Karşımda duran kır saçlı ama hâlâ genç gözüken Seçkin bingöl'e baktım lafın neresinden başlayacağımı bilmesem de eninde sonunda konuşmalıydım."sizinle bir konu hakkında konuşacağım fakat bana her koşulda dürüst olacağınıza dair söz vermelisiniz."

Ciddi ifadesini bozup kısaca bir kahkaha attı. "tabii ben her zaman dürüst bir adam olmuşumdur bunu biliyorsun"

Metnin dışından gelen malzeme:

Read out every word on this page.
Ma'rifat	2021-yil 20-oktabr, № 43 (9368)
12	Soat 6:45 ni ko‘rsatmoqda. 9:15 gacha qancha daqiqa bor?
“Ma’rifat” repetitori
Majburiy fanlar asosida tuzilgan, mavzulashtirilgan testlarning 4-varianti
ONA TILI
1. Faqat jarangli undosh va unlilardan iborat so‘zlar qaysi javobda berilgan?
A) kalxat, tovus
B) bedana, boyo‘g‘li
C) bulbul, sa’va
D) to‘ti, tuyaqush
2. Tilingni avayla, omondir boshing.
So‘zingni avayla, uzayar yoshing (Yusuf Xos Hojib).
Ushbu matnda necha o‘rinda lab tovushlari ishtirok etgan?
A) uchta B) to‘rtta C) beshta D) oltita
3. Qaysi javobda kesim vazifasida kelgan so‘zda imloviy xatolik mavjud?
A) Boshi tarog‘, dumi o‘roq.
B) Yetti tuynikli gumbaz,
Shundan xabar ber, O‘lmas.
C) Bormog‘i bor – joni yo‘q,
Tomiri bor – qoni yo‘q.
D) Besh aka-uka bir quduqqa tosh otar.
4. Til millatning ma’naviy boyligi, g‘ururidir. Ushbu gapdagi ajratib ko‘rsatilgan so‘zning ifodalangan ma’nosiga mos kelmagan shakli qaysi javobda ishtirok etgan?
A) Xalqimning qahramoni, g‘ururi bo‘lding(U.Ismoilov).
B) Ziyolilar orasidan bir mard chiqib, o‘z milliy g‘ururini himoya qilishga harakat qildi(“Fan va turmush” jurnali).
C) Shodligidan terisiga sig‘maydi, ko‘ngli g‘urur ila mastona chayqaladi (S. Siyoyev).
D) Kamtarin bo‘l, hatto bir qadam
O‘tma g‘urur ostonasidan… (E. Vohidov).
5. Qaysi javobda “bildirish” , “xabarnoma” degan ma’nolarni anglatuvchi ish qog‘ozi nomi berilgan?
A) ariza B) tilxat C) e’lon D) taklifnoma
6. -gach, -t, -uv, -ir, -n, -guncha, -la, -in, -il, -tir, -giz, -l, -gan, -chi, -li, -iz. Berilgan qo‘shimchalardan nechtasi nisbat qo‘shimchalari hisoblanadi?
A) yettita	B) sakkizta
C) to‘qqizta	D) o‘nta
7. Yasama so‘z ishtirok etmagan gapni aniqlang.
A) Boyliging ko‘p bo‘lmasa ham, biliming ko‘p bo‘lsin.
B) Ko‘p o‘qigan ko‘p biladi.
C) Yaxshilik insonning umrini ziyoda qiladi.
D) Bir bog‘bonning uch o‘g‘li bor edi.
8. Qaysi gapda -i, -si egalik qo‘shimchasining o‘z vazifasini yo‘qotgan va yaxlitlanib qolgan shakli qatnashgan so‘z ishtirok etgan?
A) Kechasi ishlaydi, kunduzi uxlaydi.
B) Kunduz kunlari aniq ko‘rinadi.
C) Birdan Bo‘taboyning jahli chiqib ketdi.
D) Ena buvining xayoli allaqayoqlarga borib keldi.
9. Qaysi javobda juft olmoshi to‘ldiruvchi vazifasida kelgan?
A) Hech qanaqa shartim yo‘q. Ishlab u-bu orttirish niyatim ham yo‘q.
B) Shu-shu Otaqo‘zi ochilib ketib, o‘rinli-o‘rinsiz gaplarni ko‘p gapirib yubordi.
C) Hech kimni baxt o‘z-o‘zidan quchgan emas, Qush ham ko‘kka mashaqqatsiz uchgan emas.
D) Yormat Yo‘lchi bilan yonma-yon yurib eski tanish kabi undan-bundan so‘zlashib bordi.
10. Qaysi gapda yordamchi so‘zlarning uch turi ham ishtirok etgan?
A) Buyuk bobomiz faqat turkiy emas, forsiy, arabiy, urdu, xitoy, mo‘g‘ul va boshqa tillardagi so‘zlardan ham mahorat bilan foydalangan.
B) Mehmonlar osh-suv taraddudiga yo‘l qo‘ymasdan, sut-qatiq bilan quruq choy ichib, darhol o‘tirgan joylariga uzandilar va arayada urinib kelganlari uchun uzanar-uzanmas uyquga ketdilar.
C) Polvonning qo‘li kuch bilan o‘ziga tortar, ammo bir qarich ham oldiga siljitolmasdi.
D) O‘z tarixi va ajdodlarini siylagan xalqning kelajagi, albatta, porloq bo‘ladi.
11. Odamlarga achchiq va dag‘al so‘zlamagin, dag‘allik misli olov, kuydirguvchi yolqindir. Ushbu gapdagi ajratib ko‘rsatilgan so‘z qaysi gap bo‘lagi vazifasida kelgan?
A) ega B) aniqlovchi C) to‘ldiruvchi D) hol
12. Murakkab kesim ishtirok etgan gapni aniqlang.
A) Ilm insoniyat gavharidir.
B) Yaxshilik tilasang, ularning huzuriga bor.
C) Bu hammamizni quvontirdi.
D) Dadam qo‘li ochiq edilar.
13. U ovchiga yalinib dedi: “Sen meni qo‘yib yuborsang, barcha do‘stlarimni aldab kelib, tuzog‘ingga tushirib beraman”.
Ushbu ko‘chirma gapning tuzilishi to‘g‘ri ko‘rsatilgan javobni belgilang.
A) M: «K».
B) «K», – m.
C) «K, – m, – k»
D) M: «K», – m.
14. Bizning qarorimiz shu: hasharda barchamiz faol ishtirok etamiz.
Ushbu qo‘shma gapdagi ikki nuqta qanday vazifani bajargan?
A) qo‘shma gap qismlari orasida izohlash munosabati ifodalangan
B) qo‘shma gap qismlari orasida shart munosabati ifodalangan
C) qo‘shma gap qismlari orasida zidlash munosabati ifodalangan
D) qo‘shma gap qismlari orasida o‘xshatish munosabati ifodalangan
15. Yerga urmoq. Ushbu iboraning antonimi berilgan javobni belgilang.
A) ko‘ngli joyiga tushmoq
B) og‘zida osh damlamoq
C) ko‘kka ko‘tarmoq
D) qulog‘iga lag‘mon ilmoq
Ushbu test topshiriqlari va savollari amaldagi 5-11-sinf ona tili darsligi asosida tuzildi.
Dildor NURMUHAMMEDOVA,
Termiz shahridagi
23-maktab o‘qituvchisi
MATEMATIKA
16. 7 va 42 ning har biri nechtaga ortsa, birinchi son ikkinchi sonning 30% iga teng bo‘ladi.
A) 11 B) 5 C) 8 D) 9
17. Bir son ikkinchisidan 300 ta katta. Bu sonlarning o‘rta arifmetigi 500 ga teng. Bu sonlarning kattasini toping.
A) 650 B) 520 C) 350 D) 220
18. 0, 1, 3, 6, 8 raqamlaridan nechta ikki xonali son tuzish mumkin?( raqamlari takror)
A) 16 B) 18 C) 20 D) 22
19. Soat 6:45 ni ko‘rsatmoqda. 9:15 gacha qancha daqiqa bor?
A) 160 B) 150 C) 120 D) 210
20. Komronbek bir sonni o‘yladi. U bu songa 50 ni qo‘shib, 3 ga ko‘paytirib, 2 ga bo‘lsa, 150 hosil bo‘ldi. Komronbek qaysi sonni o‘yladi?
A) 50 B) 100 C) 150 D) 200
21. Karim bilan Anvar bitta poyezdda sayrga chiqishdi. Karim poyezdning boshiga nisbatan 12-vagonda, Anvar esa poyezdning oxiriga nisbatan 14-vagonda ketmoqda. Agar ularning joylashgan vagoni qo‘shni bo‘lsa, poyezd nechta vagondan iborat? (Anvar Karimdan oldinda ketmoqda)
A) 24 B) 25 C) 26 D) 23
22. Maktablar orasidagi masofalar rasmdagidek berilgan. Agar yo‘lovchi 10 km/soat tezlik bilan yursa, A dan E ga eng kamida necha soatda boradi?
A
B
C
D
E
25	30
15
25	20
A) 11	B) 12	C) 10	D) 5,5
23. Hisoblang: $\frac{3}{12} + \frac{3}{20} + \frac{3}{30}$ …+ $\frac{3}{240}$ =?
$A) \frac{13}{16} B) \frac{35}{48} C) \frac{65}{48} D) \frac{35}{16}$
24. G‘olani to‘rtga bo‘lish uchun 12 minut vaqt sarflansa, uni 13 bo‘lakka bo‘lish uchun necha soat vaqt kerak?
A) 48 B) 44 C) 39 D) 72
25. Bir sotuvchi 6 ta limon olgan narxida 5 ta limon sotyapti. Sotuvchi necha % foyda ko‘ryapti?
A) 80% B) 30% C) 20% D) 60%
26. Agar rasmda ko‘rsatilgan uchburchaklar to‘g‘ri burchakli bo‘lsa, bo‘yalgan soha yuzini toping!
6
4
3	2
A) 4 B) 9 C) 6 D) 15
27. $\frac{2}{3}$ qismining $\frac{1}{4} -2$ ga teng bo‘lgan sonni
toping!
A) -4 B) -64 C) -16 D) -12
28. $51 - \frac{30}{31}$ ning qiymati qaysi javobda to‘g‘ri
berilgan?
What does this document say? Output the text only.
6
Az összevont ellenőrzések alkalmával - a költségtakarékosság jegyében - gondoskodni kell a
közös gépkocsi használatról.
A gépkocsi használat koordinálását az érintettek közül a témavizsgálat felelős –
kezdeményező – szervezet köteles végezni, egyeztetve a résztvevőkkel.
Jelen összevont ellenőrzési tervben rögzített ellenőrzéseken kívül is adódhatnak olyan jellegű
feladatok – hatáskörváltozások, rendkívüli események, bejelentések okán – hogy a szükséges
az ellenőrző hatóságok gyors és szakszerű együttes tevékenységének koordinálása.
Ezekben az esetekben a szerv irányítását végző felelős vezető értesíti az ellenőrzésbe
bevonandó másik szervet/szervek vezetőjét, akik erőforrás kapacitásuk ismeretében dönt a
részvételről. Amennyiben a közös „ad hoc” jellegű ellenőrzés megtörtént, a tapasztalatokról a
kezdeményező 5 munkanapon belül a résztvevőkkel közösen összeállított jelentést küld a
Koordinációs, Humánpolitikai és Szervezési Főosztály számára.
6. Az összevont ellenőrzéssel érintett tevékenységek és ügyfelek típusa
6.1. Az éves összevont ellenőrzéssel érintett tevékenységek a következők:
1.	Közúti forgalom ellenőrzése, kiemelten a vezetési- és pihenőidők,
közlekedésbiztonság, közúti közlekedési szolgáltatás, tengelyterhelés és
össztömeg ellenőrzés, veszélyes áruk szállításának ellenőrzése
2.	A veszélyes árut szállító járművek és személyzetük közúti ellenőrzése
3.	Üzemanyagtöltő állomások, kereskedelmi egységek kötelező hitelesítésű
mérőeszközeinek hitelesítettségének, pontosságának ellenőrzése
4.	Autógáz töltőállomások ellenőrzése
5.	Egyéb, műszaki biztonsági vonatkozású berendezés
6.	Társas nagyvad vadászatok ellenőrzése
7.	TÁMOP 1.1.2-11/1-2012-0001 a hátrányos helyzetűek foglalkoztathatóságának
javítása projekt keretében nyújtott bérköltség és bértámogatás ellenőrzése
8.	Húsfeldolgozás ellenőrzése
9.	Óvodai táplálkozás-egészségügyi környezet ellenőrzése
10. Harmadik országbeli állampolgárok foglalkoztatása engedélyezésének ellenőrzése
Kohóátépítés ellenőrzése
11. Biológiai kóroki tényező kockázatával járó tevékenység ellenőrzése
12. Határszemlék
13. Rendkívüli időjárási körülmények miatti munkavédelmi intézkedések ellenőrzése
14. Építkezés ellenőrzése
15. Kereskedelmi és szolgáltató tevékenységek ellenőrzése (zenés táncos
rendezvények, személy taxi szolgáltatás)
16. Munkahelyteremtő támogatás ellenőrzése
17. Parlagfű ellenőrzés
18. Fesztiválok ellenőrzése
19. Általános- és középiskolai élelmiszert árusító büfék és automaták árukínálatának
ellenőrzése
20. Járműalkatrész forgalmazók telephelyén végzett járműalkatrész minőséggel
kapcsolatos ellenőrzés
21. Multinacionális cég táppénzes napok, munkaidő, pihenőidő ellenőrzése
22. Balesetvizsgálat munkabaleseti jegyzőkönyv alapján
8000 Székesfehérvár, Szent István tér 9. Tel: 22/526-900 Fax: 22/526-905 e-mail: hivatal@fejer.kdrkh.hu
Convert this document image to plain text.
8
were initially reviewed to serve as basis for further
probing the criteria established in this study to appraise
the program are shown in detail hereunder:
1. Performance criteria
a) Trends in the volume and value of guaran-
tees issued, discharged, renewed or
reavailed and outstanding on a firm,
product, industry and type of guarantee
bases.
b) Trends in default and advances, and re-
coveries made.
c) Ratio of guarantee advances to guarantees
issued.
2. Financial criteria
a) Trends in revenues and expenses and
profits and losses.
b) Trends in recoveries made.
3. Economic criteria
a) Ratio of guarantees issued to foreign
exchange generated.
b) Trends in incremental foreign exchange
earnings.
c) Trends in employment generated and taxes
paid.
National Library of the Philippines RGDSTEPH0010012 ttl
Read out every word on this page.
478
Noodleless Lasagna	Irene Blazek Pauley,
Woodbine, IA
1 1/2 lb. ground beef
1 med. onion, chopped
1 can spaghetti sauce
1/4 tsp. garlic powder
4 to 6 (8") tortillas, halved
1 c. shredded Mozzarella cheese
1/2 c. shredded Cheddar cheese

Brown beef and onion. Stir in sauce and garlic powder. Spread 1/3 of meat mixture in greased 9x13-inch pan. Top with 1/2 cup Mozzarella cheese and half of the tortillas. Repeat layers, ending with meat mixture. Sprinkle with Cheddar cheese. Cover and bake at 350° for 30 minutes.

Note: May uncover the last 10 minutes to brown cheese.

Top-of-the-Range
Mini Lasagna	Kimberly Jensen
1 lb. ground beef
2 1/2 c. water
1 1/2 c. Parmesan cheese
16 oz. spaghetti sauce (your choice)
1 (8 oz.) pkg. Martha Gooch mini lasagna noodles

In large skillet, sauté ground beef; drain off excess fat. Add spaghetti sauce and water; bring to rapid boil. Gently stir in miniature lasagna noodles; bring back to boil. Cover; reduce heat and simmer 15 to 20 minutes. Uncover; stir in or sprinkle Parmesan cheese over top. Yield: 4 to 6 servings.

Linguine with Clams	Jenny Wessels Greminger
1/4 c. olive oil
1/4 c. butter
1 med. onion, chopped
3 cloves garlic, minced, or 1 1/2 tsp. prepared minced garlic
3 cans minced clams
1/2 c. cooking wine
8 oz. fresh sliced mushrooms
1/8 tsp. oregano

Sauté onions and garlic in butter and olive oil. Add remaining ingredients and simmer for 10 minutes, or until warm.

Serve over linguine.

"Bende fazla uzatma derdinde değilim zaten sadede gelirsek bana yıllar önce beni evlatlık edindiğinizi söylemiştiniz peki ailem ile ilgili ne biliyorsunuz?"

Kafasını dışarı çevirip soğuğun kol gezdiği havaya baktı."Neden öğrenmek istiyorsun?"gerçekten bunu sordun mu dercesine suratına baktım,"gerçekten mi bunu mu soruyorsunuz bana ailemi bulmak istemem size garip mi geldi!"

"Tamam hemen sinirlenme ailen ile ilgili tabiki de bilgim var fakat gerçek olan tüm bilgileri seni bulduğumuz yurttan bulabilirsin"

Heyecanlanmıştım."Ne biliyorsun ?"

"Ailen İzmirli ve birde erkek kardeşin var!"

Düşünebildigim sözcükler sadece izmir ve erkek kardeşimin olmasıydı.peki erkek kardesim de evlatlık verilmiş mi ya da onu benden daha çok sevip yanlarında mı tutmuşlardı?

Konuşurken sesim ve elim titriyordu mecburen ellerimi bağdaş kurdurdum sesim için ise yapabilecek bir şeyim yoktu."pekii pekii! başka bildiğin şeyler var mı lütfen benim için en ufak bir söz bile önemli!"
Kafasını olumsuz anlamda hafifçe salladı."üzgünüm evlat başka diyebileceğim bir şey yok dedigimi yaparsan sonuca en yakin zamanda ulaşırsın" o ayağa kalkıp uzaklaşırken yerine kafamdaki yeni soru işaretleri yerleşti.